In light of two recent lawsuits, Vermont has agreed to apply the state’s tuition benefit program to both public and faith-based private schools. 

Vermont’s Town Tuition Program provides tuition benefits for students who live in towns without public schools. The towns pay tuition to other schools on behalf of their students instead of maintaining a public high school. Parents could use this benefit to pay for their children to enroll at any public school or approved secular private school they chose. But parents were prohibited from using the funds to pay enrollment costs for their children to attend religious schools. 

This policy was the basis of two lawsuits filed on behalf of several families and the Diocese of Burlington against Vermont Education Secretary Daniel French and several school districts. 

In court filings late Wednesday, Alliance Defending Freedom (ADF) attorneys favorably settled the two lawsuits—A.H. v. French and E.W. v. French—after the U.S. District Court for the District of Vermont entered a stipulated judgment enforcing the settlement agreement.

“All parents should be able to send their kids to schools that are the best fit for them, and the First Amendment protects parents’ right to choose religious schools,” said ADF Legal Counsel Paul Schmitt. “For more than two decades, Vermont unlawfully excluded religious schools and their students from public benefits, essentially eliminating school choice for many parents in the state. As the U.S. Supreme Court recently concluded in Carson v. Makin, the government cannot eliminate families’ benefits just because they choose to use those benefits at religious schools that provide religious instruction.”

The high court ruled 6-3 in Carson v. Makin that the state of Maine could not prohibit parents from using a state tuition program to send their children to private religious schools. 

As part of the Vermont settlements, state and local government officials agreed that based on the Carson decision, Vermont’s requirement is unconstitutional and unenforceable. Vermont’s Agency of Education issued a letter to local school districts on Sept. 13, informing them that the First Amendment requires districts to treat tuition requests for religious schools the same as secular school tuition requests. The letter also informed school districts that they cannot penalize religious schools for giving scholarships to students who aren’t eligible for the tuition program. As a result of the stipulated judgment, the education secretary and school districts are prohibited from enforcing Vermont’s discriminatory law. The school districts are also required to process families’ tuition requests fairly.

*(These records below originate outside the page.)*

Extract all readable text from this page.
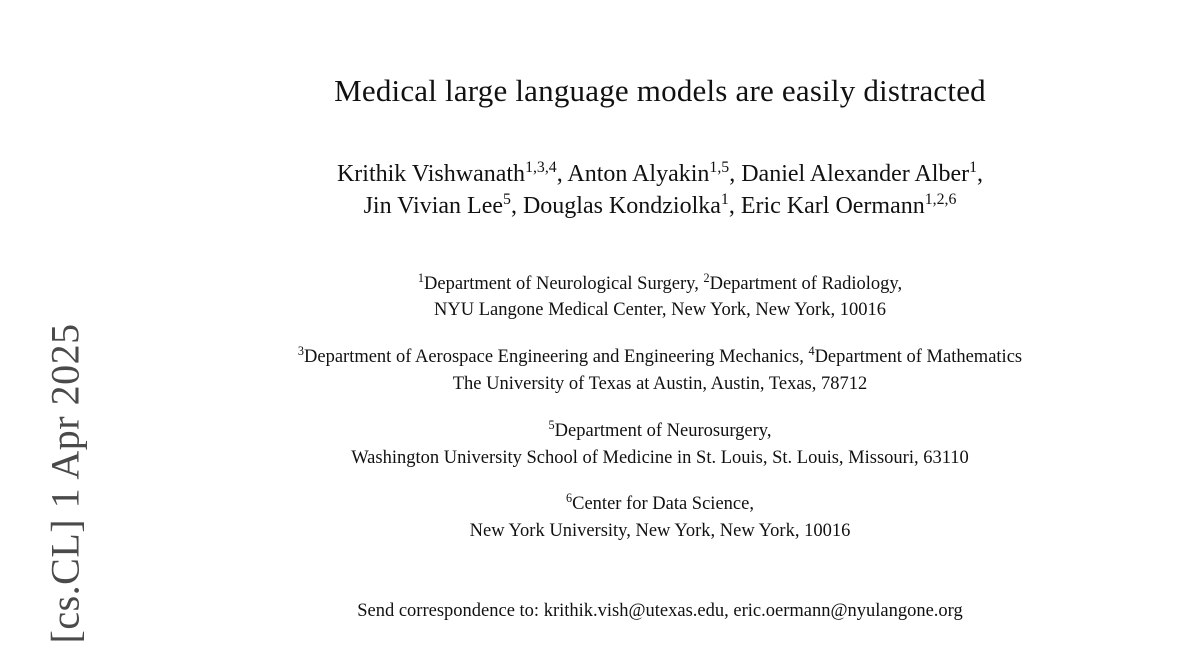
[cs.CL] 1 Apr 2025
Medical large language models are easily distracted
Krithik Vishwanath$^{1,3,4}$, Anton Alyakin$^{1,5}$, Daniel Alexander Alber$^1$,
Jin Vivian Lee$^5$, Douglas Kondziolka$^1$, Eric Karl Oermann$^{1,2,6}$
$^1$Department of Neurological Surgery, $^2$Department of Radiology,
NYU Langone Medical Center, New York, New York, 10016
$^3$Department of Aerospace Engineering and Engineering Mechanics, $^4$Department of Mathematics
The University of Texas at Austin, Austin, Texas, 78712
$^5$Department of Neurosurgery,
Washington University School of Medicine in St. Louis, St. Louis, Missouri, 63110
$^6$Center for Data Science,
New York University, New York, New York, 10016
Send correspondence to: krithik.vish@utexas.edu, eric.oermann@nyulangone.org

The settlement also means that the plaintiff families who requested tuition but were wrongly denied by their school districts will be reimbursed for the tuition they paid out-of-pocket. The school districts will reimburse the plaintiff families directly; other families will have the opportunity to request reimbursement from the school districts. The state of Vermont and the school districts will also pay the families’ attorneys’ fees. In light of the settlement, ADF attorneys filed a stipulation of dismissal Wednesday in E.W. v. French and A.H. v. French.

“We are thankful the local school districts decided to do the right thing and give families the benefits they were entitled to,” Schmitt continued. “Many of these families made great sacrifices to provide their kids with a faith-based education and we hope even delayed benefits can provide some financial help.”